In regulatory medicine, regulators are commissioned to protect the public by reviewing submitted studies of new interventions and judging whether or not such interventions are both effective and safe enough to be prescribed for patients in specific health states. The relationships in regulatory medicine include regulators and sponsors of new drugs (nearly always pharmaceutical companies), regulators and drug prescribers (usually physicians), and regulators representing different regulatory jurisdictions. In two of these relationships, the qualifying function for both parties is the ethic of care toward improving patient medical needs. By contrast, the relationship between regulators and sponsors is usually founded on conflicting qualifying functions. That is, while regulators identify therapies that improve the health of patients with medical illnesses, pharmaceutical companies are motivated by the economic qualifying function toward the goal of increased profits for shareholders. This economic qualifying function is expressed in various ways in regulatory medicine, from conducting cheaper and less rigorous clinical trials that may improve speed to market to omitting control groups that reduce the confidence in clinical trial results. This conflict of qualifying functions has ethical implications.
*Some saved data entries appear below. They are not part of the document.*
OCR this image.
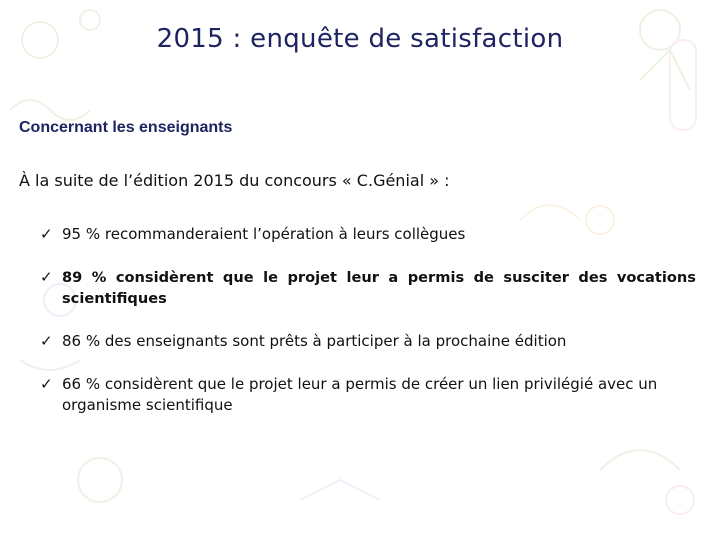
2015 : enquête de satisfaction
Concernant les enseignants
À la suite de l’édition 2015 du concours « C.Génial » :
✓ 95 % recommanderaient l’opération à leurs collègues
✓ 89 % considèrent que le projet leur a permis de susciter des vocations scientifiques
✓ 86 % des enseignants sont prêts à participer à la prochaine édition
✓ 66 % considèrent que le projet leur a permis de créer un lien privilégié avec un organisme scientifique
This presentation will touch on ethical conflicts that require multilevel vigilance by reviewers. Some conflicts involve unethical behaviour while others involve differences in standards of acceptable efficacy and safety with ethical overtones. The ethical challenges of Christians in this field include improving vigilance to identify unethical behaviour, teaching such vigilance to colleagues, developing and supporting acceptable standards of clinical trial design and criteria for meaningful efficacy, and wisely balancing efficacy against risk in making final regulatory decisions.